I did a prodigious amount of crochet over the last several days. I completed three shawls and I have approximately an eighth of this large blanket that I am crocheting for Moo left. I expect that I'll finish the blanket this week. I also have fashioned myself a new spindle. It is a turkish style spindle made from a bit of doweling, a few rubber bands, and wooden barbecue skewers. It is shockingly light.
I have started using it to spin some of the silk that my mother in law gave me a little while back. I honestly have no idea how many yards I have spun on this wee little thing. I am finding it absolutely delightful to use, though the fact that it is so light does make it a bit challenging to get it to continue spinning long enough for me to draft out the fiber. I expect that this minor problem will improve as my ball of thread gets larger. The thread that is resulting from this spindle is literally the weight of sewing thread.

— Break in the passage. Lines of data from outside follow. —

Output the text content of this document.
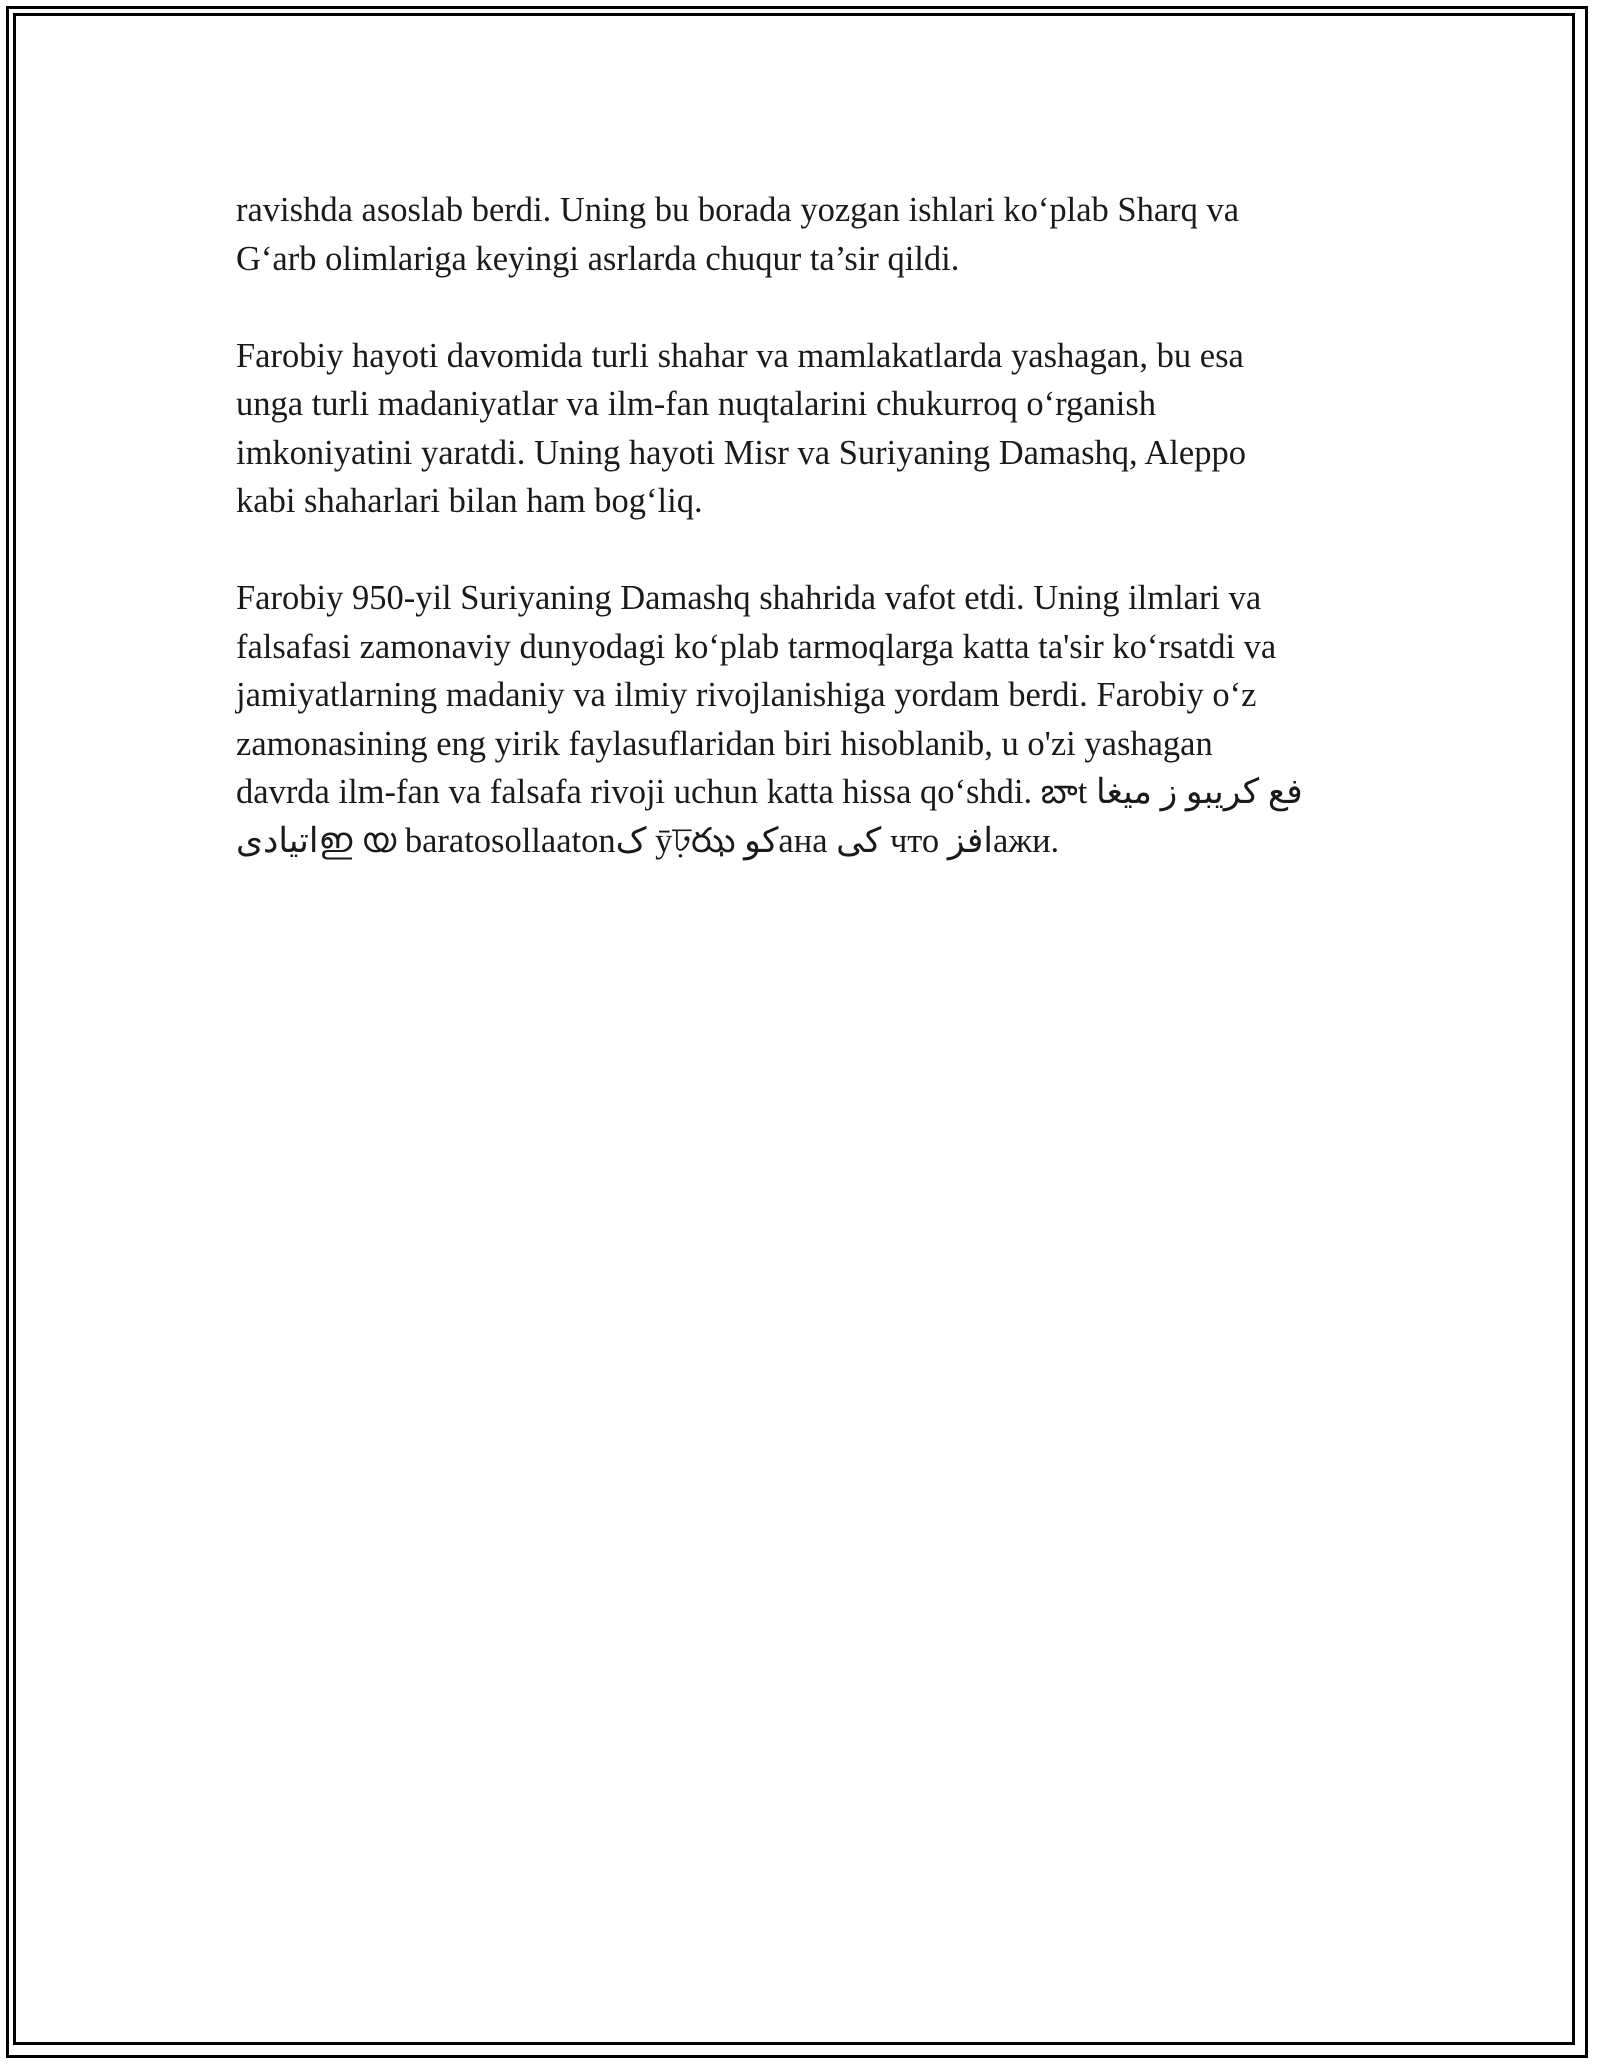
ravishda asoslab berdi. Uning bu borada yozgan ishlari ko‘plab Sharq va
G‘arb olimlariga keyingi asrlarda chuqur ta’sir qildi.

Farobiy hayoti davomida turli shahar va mamlakatlarda yashagan, bu esa
unga turli madaniyatlar va ilm-fan nuqtalarini chukurroq o‘rganish
imkoniyatini yaratdi. Uning hayoti Misr va Suriyaning Damashq, Aleppo
kabi shaharlari bilan ham bog‘liq.

Farobiy 950-yil Suriyaning Damashq shahrida vafot etdi. Uning ilmlari va
falsafasi zamonaviy dunyodagi ko‘plab tarmoqlarga katta ta'sir ko‘rsatdi va
jamiyatlarning madaniy va ilmiy rivojlanishiga yordam berdi. Farobiy o‘z
zamonasining eng yirik faylasuflaridan biri hisoblanib, u o'zi yashagan
davrda ilm-fan va falsafa rivoji uchun katta hissa qo‘shdi. బాt فع كريبو ز ميغا
اتيادیഇ യ baratosollaatonک ӯঢ়ఝ کوана کی что افزажи.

I am clearly going to have to ply this in order to use it for knitting with. I am more then confident that I will accomplish my goal of spinning up thread I can use for embroidery. As I figure out how to become more consistent with the silk thread, I expect that I will manage to spin up stuff that is the weight that I want it to be for embroidery. I am terribly excited by this because this means that I am a step closer to my goal of making a 10th century dress entirely from hand (spinning the fiber, weaving the fabric, sewing and embellishing it).
I have started knitting a shawl for my Finger Lakes shawl collection. Unlike the other shawls, this one is going to be knit in modular pieces that are then stitched together. I am stealing the idea of this shawl I saw a while back. It was a triangular shawl made up of little tiny squares (or was it diamonds, I don't remember exactly now) that were stitched together. I have a book of knitting stitches. I have decided that I am going to knit one six inch square (approximately) for each stitch sample in the book.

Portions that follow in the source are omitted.